Standard & Poor's has affirmed International Business Machines' and its units' AAA ratings for senior and subordinated debt. The rating outlook, however, remains negative, a Standard & Poor's release says.

The rated outstanding debt of IBM and units debt totals approximately $19 billion, the release says.

"S&P continues to have concerns about IBM's competitive position in the personal computer and storage markets, and the company's ability to stabilize these businesses," according to the release, "In addition, S&P will monitor the adverse effect on profitability of the persistent deterioration of the worldwide economies, particularly in Europe and Japan."

Standard & Poor's has given its CCC-plus rating to Dr. Pepper/Seven-Up Cos.' $633 million of principal senior subordinated discount notes due 2002.

The agency also affirmed its rating on the company's CCC-plus subordinated debt and removes it from CreditWatch, where Standard & Poor's placed it for a possible upgrade on Sept. 23.

Dr. Pepper/Seven-Up Cos.' implied senior rating is B. Standard & Poor's also affirmed subsidiary Dr. Pepper Co.'s B senior secured debt, CCC-plus subordinated debt and preferred stock ratings, and subsidiary Seven-Up Co.'s CCC-plus subordinated debt. The agency also removed those ratings from CreditWatch.

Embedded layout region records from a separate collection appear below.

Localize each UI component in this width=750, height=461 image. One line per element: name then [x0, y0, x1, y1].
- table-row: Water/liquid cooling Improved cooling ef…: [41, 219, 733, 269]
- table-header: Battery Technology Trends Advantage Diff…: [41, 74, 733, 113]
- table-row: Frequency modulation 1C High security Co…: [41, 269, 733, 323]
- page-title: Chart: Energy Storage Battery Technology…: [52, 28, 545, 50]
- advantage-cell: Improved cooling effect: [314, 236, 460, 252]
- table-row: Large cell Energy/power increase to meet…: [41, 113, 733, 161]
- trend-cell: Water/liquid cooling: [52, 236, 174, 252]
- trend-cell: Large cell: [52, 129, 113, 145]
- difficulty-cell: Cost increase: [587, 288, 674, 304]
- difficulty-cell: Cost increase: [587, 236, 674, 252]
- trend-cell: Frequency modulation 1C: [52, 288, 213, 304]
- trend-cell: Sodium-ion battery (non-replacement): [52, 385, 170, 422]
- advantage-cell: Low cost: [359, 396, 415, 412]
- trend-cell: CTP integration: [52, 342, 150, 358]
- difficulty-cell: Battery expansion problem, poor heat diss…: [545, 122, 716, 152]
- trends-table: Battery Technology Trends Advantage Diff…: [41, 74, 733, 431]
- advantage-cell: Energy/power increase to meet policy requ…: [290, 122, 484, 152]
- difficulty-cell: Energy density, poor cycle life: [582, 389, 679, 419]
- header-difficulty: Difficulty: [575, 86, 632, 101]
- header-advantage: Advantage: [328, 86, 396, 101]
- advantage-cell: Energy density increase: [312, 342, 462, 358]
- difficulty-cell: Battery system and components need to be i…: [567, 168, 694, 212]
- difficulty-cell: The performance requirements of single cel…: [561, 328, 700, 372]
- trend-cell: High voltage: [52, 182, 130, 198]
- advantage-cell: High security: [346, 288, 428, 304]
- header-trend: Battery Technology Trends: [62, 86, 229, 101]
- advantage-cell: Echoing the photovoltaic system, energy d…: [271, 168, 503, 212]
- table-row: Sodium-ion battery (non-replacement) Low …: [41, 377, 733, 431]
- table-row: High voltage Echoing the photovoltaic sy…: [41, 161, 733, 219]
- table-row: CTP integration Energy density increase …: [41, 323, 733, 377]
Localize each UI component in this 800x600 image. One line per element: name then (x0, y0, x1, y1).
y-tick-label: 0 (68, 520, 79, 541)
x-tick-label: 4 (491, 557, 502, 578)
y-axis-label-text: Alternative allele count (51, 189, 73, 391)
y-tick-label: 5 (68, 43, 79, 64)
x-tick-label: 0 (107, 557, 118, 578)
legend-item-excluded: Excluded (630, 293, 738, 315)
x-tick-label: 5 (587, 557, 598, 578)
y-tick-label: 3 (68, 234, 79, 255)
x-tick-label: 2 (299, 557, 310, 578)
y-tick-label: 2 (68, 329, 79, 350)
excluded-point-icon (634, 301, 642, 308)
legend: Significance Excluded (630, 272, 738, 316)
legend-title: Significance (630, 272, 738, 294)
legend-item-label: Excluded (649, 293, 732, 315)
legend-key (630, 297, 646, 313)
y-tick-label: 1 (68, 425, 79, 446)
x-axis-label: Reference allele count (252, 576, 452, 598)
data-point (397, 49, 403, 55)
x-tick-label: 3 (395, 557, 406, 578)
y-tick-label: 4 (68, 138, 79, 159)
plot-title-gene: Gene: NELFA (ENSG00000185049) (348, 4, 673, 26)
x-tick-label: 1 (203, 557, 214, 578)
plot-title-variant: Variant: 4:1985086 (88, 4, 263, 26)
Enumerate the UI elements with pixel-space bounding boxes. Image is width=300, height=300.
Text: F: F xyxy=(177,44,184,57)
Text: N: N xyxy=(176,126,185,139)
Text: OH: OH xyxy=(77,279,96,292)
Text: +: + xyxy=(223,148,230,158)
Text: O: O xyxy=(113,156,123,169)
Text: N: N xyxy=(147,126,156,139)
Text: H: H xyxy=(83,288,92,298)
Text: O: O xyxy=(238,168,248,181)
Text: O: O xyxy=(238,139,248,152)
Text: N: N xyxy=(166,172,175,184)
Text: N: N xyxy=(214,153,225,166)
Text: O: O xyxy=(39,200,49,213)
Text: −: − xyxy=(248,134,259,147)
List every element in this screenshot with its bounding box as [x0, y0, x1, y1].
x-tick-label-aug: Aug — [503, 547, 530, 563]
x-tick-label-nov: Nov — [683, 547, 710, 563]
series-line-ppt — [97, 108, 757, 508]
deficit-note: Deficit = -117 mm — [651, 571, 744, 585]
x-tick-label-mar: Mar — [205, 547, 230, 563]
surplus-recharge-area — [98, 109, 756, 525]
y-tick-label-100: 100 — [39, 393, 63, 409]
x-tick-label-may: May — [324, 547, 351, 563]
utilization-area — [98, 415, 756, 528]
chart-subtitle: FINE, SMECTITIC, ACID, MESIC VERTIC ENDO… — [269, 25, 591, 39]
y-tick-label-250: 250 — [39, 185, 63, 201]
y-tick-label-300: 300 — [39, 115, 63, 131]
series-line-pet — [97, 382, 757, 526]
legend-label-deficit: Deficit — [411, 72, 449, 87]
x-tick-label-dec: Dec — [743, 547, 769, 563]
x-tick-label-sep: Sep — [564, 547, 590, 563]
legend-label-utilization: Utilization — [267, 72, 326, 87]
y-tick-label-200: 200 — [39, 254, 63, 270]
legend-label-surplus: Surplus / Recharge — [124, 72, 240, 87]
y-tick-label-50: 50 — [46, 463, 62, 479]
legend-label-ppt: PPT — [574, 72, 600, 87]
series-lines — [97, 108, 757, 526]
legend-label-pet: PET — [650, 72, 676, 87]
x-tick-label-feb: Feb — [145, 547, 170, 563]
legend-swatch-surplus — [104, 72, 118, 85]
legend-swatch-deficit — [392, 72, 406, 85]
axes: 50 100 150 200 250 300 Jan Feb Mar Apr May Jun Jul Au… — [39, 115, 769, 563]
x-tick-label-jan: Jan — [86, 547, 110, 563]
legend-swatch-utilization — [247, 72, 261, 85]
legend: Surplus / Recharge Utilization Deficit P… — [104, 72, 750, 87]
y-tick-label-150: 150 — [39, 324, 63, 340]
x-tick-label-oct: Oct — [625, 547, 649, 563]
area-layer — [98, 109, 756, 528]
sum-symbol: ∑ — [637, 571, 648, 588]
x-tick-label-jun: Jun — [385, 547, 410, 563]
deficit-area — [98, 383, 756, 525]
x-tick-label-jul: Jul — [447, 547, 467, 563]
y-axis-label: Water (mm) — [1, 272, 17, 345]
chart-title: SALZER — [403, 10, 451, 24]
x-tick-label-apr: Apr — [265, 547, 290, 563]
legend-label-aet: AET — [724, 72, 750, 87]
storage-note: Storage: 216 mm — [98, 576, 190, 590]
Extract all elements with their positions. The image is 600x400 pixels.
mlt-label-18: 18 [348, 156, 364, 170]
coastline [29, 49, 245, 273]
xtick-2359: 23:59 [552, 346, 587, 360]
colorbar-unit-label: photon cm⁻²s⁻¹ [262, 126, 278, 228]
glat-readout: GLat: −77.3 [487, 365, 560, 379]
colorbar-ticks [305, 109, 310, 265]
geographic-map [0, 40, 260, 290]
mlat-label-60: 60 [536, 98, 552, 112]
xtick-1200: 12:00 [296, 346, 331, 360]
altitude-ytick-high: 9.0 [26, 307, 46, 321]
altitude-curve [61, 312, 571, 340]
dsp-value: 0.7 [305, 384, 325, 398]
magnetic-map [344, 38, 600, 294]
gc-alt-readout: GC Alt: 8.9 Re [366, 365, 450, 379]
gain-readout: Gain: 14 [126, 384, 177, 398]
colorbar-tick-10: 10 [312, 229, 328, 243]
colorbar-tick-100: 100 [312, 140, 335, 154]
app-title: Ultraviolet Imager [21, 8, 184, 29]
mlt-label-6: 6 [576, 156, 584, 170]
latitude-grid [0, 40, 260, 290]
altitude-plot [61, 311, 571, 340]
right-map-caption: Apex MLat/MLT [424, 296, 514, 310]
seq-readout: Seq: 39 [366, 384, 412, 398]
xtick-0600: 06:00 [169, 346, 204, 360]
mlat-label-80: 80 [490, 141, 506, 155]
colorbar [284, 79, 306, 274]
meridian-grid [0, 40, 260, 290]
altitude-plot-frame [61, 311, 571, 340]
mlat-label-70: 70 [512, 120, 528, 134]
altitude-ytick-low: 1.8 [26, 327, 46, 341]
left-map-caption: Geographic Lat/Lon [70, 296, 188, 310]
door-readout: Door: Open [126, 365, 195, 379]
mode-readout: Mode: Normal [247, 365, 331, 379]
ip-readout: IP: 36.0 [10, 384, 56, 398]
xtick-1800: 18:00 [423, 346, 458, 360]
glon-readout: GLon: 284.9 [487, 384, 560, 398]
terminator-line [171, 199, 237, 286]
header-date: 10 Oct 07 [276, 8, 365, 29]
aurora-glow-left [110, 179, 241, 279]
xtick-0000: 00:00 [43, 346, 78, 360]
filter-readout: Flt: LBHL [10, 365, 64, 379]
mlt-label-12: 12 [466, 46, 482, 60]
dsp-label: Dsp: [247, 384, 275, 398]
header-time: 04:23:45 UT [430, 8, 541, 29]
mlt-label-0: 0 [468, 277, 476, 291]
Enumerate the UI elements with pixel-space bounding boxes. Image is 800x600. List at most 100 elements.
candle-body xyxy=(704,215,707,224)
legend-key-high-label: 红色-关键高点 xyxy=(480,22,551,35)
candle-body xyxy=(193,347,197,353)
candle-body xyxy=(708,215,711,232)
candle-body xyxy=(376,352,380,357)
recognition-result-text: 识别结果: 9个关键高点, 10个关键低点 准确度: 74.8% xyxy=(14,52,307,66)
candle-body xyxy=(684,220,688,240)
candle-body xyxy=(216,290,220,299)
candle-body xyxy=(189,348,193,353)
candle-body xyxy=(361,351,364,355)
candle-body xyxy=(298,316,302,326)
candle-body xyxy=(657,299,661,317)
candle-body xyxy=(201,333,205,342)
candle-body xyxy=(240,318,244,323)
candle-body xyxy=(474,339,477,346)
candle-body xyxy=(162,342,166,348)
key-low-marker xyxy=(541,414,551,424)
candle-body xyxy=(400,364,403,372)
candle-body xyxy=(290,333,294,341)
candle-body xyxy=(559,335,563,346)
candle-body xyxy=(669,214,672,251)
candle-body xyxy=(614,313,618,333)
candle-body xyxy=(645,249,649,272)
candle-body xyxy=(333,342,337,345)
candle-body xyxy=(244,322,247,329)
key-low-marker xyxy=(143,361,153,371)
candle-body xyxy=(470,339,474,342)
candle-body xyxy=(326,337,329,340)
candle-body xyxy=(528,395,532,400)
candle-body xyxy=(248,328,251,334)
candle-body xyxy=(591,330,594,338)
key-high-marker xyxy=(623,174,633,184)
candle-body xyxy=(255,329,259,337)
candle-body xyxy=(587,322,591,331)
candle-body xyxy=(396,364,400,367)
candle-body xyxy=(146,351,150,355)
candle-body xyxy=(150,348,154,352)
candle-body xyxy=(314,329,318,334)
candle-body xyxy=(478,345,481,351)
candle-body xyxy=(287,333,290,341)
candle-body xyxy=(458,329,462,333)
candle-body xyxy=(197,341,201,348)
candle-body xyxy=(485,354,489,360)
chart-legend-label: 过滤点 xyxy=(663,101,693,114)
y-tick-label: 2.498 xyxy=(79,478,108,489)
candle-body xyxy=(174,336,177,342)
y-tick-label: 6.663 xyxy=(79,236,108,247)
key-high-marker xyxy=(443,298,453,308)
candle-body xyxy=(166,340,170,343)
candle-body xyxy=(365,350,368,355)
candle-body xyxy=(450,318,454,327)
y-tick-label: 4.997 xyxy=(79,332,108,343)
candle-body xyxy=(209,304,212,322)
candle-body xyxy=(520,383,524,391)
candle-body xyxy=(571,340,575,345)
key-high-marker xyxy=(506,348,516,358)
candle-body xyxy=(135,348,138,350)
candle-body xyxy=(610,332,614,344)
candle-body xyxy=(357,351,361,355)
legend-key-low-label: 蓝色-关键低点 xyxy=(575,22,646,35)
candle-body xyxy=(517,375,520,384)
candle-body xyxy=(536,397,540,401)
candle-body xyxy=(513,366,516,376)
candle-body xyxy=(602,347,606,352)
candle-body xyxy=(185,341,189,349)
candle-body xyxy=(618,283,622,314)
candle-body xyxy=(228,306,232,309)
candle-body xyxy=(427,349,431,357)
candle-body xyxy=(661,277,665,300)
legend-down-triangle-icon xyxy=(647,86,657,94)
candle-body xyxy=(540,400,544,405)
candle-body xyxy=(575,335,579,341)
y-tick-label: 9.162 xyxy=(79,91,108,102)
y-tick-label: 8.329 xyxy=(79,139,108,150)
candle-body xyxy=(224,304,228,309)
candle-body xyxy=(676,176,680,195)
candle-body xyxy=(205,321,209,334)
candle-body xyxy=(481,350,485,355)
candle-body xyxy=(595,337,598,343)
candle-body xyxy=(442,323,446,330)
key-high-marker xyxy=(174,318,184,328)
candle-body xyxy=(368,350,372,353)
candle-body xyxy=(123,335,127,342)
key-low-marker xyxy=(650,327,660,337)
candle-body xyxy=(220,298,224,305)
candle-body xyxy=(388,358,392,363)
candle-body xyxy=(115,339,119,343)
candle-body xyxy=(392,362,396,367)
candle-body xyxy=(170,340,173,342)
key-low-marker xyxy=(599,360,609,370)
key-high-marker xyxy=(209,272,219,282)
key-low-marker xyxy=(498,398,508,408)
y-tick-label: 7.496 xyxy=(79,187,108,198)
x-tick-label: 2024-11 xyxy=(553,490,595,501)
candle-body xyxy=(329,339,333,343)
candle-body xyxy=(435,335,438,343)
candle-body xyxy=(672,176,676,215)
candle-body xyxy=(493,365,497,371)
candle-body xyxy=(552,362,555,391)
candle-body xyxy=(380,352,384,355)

Duff & Phelps has lowered Westinghouse Electric and Westinghouse Credit's ratings to below investment grade.

The agency dropped Westinghouse Electric's senior debt to BB-plus from BBB-plus, subordinated debt to BB from BBB, and preferred stock to BB-minus from BBB-minus. It cut Westinghouse Credit's senior debt to BB-plus from BBB-plus and preferred stock to B-plus from BBB.

"The downgrade centers around the continuing losses at Westinghouse Credit," Duff & Phelps said in its release. "This, in turn, has implications on the credit company's ability to maintain its short-term funding...and places a significant burden on the parent, Westinghouse Electric."